No hay unanimidad entre los parlamentarios con los que EL ESPAÑOL ha podido hablar en Estrasburgo como parte de un grupo de periodistas invitados por la institución a seguir la sesión plenaria.

El texto, que se negocia en secreto, puede crear millones de empleos o destruirlos, relanzar la economía europea o convertirla en una colonia de Washington. Depende de a quién se pregunte.
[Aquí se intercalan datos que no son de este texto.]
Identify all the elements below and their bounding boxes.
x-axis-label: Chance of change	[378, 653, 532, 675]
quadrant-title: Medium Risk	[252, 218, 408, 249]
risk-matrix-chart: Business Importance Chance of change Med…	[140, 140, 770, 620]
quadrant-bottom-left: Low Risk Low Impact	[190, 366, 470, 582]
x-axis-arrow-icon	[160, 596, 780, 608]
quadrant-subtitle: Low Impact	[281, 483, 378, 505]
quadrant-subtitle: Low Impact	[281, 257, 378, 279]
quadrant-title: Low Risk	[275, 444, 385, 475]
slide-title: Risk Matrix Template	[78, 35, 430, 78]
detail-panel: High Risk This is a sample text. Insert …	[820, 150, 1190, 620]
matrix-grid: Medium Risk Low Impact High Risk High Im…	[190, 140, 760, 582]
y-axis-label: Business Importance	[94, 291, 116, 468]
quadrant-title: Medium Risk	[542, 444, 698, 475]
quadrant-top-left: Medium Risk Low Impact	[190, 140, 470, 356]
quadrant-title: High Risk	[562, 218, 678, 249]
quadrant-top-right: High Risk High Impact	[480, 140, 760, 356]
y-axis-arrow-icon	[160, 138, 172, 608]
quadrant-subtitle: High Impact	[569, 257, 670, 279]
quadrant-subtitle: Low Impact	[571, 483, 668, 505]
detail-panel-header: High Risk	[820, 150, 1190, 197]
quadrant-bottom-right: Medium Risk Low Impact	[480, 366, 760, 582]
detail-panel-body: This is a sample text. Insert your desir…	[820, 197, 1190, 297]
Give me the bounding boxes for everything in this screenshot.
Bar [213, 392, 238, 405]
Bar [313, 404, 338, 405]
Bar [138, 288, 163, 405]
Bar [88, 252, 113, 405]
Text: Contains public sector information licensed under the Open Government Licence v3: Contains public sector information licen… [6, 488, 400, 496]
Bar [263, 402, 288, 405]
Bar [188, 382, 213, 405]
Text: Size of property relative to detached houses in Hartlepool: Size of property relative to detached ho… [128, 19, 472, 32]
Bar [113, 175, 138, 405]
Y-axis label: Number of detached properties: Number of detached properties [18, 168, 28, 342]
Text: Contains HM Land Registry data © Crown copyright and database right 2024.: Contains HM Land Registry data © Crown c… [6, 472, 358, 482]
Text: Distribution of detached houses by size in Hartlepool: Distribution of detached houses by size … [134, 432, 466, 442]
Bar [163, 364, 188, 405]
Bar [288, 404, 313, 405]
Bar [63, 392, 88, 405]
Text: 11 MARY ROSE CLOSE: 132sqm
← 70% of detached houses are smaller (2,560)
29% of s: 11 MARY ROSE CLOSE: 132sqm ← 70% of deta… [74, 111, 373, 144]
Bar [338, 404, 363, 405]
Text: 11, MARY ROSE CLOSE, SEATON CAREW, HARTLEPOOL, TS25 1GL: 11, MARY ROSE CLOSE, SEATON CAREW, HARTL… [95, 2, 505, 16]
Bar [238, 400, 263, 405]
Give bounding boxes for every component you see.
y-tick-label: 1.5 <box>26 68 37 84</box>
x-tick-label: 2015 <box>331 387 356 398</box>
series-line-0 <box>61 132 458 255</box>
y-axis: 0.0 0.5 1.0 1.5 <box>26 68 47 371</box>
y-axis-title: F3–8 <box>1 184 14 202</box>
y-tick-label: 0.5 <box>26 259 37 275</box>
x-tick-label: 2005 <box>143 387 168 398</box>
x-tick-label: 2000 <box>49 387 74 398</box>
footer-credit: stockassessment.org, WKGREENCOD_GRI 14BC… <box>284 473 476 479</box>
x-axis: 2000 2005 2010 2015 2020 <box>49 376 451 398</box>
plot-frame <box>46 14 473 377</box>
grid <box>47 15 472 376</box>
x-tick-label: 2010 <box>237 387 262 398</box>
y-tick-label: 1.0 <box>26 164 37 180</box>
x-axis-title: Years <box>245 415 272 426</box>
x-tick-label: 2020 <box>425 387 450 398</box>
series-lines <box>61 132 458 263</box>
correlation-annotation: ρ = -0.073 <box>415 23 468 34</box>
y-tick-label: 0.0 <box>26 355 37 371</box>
Otros diputados, según es posible constatar en la Eurocámara, no tienen claro que haya un informe realmente indicativo del impacto, que Bruselas cifra en el 0,5% del PIB europeo y en 400.000 empleos.

Por un lado está el Partido Popular Europeo, ardiente defensor de la alianza. Por otra, los partidos más a la izquierda de la cámara y la extrema derecha, que lo rechazan de plano. En medio, socialdemócratas y liberales pugnan por lograr un acuerdo sin ceder soberanía ni derechos. Los puntos más comprometidos son los derechos laborales, el respeto a las exigentes normas medioambientales europeas o el veto a los alimentos transgénicos vigente en varios países.

Por encima de todos esos escollos está la resolución de conflictos, especialmente cuando sea una empresa la que litigue contra un Estado. Las negociaciones, que transcurren a espaldas del Parlamento, entre EEUU y la Comisión Europea, plantean un tribunal de naturaleza privada que podría pisar a la Justicia y leyes de países europeos, algo considerado por la izquierda como un atentado a la democracia.

Aunque una mayoría de parlamentarios se oponen a este tribunal de conflictos, el conjunto del acuerdo genera múltiples controversias, por lo que la Eurocámara ha pospuesto la votación de su posición al menos hasta el mes que viene.

El Parlamento Europeo no es parte negociadora pero, una vez concluida la negociación, tiene el poder de tumbarlo en bloque. Por esa razón quiere fijar antes sus propias líneas rojas.